Our experts and editors consider this a slam-dunk for “Louie,” but Gold Derby’s users are less certain, ranking “Hogcock!/Last Lunch,” the two-part series finale of NBC’s “30 Rock,” a close second. This marks Beth McCarthy-Miller‘s third Emmy nomination for directing the sitcom and her eighth bid overall, but she has never won despite two DGA Awards. “30 Rock” has been nominated eight times each by the Emmys and DGA, but has never won either.

“Hogcock!/Last Lunch” would be the first comedy series finale to win the directing Emmy since “The Larry Sanders Show” in 1998; like “30 Rock,” “Larry Sanders” had never won the directing Emmy before then, despite six prior nominations.
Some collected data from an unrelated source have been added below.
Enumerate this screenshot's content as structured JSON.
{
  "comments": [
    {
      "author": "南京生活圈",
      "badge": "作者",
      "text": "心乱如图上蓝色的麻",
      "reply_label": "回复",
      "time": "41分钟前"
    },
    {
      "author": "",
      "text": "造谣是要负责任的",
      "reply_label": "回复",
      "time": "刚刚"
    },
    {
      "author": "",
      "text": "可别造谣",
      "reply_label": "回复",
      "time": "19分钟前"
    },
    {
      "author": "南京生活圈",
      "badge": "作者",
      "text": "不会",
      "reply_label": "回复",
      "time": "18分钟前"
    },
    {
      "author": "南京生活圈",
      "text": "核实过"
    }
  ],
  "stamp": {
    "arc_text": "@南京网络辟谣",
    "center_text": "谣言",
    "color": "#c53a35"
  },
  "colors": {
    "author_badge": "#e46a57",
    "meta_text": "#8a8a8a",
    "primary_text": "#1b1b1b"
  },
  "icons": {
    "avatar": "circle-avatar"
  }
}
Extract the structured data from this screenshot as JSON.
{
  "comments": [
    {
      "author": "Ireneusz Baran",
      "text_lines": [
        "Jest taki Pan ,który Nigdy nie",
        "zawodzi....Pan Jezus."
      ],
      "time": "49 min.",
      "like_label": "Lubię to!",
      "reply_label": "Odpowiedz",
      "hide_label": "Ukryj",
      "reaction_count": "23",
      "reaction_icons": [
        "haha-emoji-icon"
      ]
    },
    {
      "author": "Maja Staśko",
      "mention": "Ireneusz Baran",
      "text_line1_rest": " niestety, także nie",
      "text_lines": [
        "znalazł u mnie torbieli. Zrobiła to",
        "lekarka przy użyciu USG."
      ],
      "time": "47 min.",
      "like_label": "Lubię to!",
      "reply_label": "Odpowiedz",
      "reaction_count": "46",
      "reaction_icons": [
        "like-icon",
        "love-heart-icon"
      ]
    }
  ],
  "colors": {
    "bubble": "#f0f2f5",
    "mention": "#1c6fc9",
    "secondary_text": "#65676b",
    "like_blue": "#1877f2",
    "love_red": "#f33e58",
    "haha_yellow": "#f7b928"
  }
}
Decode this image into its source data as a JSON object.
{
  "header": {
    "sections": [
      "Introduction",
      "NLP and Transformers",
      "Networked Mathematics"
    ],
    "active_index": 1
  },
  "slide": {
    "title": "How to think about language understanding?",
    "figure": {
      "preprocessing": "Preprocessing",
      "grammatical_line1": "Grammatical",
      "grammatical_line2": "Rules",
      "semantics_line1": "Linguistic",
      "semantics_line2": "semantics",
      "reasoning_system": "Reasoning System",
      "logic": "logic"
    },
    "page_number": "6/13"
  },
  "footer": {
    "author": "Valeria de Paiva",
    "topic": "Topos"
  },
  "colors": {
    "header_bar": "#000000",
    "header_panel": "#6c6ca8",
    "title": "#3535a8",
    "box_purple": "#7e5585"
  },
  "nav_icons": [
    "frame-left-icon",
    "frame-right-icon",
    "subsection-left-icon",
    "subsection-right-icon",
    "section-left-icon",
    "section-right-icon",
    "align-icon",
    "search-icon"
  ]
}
Four series finales have been nominated since then, most recently “The Comeback” in 2006.

ABC’s “Modern Family” has won this award for the last two years and scored six nominations in this category for its first three seasons. Gail Mancuso represents the series this year with the episode “Arrested,” in which Haley Dunphy (Sarah Hyland) is arrested at college and expelled.  Mancuso was previously nominated in 2011 for “Slow Down Your Neighbors.” This year, Gold Derby ranks her in the middle of the pack.

Lena Dunham won this year’s DGA Award, but for the pilot of HBO’s “Girls,” which was already nominated at last year’s Emmys due to the awards’ different eligibility periods. This year, she is nominated for “On All Fours,” a dark episode that Dunham also co-wrote, in which Dunham’s character, Hannah Horvath, sticks a Q-Tip dangerously far into her ear and Adam Sackler (Adam Driver) gets aggressive with his girlfriend during sex after he falls off the wagon.

Despite the risqué material and apparent support for Dunham, who is also nominated for producing and acting on the series this year, our odds rule “On All Fours” a distant fourth in the category, perhaps because of declining buzz for “Girls,” which was snubbed from Comedy Writing and was recently overlooked in the top comedy categories at both the Television Critics Association and Critics’ Choice TV Awards.

Paris Barclay was newly elected DGA president during Emmy voting for nominations. It seems that industry good will extended to the TV Academy’s directors branch, which nominated him this year for directing the “Diva” episode of “Glee.” FOX’s musical series earned him one previous nomination, for the episode “Wheels” in 2010.

Although most of the original cast had graduated by “Diva,” the episode brings the focus back to those fan favorites; it even features a sing-off between Lea Michele and Chris Colfer in a call-back to a storyline from “Wheels.” Of the seven songs performed in the episode, only one contains vocals from new cast members.

The last time a show won this category multiple times separated by three years or more was NBC’s “Cheers,” which won in 1983 and not again until 1991, although that series was nominated every year in between, unlike “Glee,” which won in 2010 for its pilot and wasn’t nominated again until now. Gold Derby ranks Barclay last in this race, though he won two Emmys in the 1990s for directing “NYPD Blue” and has seven total career nominations.